Desta: The Memories Between
From Ustwo, the developer behind the acclaimed likes of Monument Valley and Alba: A Wildlife Adeventure, Desta: The Memories Between follows the adventures of its titular hero after they return home following the death of their father. Relationships with their friends and family have broken down since their last visit, but help is at hand in the form of an old ball that sends them to a world between worlds when they fall asleep – where they can find the right words they need to heal their connections. Desta is described as a game of loss, finding yourself, courage, and reawakening, and will be a PC and multiplatform title when it eventually releases.
SCHiM is an unusual platform game in which players take on the role of a tiny creature that can only move around the world by hopping between its shadows. It’s viewed from an isometric perspective that can be rotated to reveal new shadows, whether they be static or cast by moving objects, with the ultimate goal being to track down your creature’s human, while also helping fellow shadows reunite with the objects from whence they came.

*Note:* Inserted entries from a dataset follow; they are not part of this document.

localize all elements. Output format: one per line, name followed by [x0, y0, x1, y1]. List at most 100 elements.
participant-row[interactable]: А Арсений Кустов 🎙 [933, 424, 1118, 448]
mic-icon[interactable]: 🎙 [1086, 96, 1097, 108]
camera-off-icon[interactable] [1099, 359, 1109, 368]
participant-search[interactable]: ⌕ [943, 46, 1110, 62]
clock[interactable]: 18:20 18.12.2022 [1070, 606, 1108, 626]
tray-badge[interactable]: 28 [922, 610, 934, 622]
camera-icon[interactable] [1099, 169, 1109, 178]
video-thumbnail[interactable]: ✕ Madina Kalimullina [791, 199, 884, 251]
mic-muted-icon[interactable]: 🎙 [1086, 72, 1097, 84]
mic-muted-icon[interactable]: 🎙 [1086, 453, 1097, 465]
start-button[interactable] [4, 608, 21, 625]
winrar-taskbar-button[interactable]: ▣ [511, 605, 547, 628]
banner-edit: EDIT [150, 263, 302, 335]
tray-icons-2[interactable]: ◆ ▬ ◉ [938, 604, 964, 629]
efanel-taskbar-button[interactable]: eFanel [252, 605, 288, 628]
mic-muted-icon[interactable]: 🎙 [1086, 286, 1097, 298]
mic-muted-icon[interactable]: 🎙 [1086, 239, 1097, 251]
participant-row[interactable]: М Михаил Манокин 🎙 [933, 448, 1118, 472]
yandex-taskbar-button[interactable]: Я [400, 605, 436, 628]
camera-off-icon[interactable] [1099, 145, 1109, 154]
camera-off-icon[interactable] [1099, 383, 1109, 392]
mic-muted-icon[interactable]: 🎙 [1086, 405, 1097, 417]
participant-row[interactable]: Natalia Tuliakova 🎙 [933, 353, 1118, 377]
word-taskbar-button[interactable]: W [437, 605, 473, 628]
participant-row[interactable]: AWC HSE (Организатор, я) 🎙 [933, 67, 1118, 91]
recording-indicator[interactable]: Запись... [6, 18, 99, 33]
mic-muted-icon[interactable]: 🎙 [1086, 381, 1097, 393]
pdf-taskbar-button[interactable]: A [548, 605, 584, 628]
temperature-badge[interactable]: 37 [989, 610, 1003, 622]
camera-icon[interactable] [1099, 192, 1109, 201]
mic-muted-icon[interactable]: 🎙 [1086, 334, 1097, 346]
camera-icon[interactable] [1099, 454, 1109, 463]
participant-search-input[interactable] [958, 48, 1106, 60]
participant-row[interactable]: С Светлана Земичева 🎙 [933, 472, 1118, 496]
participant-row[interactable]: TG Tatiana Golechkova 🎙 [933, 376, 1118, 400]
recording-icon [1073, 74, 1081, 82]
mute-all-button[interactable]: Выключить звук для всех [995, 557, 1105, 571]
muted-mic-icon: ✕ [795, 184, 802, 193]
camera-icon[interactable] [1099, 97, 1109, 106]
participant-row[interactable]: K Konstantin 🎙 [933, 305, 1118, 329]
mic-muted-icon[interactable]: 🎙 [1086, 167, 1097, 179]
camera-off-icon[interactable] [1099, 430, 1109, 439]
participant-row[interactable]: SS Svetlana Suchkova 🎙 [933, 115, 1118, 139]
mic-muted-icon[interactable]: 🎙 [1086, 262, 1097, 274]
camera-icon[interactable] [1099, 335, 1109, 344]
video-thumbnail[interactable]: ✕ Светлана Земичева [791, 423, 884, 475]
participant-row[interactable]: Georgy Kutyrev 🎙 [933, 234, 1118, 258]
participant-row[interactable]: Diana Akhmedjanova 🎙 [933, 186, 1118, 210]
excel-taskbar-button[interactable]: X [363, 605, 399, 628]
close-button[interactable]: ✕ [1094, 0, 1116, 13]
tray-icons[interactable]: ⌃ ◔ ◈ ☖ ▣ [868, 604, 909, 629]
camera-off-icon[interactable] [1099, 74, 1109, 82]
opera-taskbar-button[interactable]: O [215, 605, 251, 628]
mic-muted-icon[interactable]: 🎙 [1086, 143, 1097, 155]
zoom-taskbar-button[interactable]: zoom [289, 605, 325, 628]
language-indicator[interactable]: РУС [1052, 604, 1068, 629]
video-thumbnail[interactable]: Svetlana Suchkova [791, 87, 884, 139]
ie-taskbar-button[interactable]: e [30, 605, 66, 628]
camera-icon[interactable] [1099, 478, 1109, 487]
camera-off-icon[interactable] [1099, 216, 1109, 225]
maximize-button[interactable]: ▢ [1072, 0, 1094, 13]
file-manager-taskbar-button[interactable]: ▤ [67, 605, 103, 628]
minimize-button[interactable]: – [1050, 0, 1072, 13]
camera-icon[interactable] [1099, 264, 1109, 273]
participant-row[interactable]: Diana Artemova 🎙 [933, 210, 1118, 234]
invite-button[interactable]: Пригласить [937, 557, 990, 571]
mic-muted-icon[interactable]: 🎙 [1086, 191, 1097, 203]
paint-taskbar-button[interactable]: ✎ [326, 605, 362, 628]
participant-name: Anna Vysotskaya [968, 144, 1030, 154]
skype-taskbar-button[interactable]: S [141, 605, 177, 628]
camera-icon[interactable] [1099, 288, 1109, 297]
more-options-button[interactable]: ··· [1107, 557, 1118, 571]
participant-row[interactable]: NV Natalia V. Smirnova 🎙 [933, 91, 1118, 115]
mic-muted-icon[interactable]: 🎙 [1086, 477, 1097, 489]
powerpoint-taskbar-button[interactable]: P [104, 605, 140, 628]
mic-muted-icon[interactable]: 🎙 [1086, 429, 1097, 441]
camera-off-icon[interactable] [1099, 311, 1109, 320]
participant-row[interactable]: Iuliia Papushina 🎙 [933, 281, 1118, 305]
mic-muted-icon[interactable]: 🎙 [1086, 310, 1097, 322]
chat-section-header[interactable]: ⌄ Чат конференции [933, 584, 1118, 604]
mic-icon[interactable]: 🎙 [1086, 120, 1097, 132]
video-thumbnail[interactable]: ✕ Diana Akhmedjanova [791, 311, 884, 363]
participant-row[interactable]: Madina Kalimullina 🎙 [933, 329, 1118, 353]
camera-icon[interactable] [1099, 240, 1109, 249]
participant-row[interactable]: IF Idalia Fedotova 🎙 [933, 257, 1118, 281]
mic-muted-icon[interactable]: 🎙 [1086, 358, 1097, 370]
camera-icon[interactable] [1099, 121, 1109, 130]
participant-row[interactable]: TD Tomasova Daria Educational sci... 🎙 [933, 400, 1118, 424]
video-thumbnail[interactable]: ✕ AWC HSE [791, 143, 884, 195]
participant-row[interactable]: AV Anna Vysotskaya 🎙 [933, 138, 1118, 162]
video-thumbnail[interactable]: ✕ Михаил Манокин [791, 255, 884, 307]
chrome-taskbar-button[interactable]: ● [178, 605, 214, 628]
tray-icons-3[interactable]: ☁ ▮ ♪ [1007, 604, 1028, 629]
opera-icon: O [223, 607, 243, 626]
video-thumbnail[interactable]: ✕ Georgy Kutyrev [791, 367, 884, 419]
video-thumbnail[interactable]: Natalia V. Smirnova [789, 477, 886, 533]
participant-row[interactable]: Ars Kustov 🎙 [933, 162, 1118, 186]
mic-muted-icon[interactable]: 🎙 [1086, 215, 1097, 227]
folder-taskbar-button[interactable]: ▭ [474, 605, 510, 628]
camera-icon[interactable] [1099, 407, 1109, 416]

There’s no word on when SCHiM might release, but it’ll be making its way to Steam.
Fox and Frog Travelers: The Demon of Adashino Island
Developed by Japanese creator Rias, this 3D action-adventure follows a girl called Fox and her frog friend as they journey across the strikingly designed, Japan-inspired Adashino Island, attempting to evade shadow monsters along the way. This one’s still some way off, however, and will release in “a few years”.
Next up is Yo Fujii’s Goodbye World, a narrative game about two young indie game creators that draws inspiration from the likes of Daniel Clowes’ acclaimed graphic novel Ghost World and games including The Beginners Guide and Mother 3. It’s a story about the passion and struggles of game creation, and will be coming to Steam later this year.
Madison Karrh’s Birth is an adventure about quelling loneliness. Played in the style of a point-and-click puzzle game, it sees players attempting to build themselves a friend by exploring a large city – from museums and post offices to cafes and strange apartments – collecting bones and organs along the way. This involves rifling through the personal belongings of the creatures they meet to uncover puzzles – some physics-based, some pattern-based, and others more abstract – in order to complete their task. It’s out on Steam this August.
How to Say Goodbye
Last up is How to Say Goodbye, a narrative puzzler about a recently deceased person embarking on a journey of accepting their death. That requires helping fellow ghosts discover why they’re still here so they can move on – a task build around a sliding tiles mechanic that enables players to manipulate the environment, shunting characters and items about the level in order to progress. Described as a kind and gentle game about loss and grief, How to Say Goodbye is due to release on Steam later this year.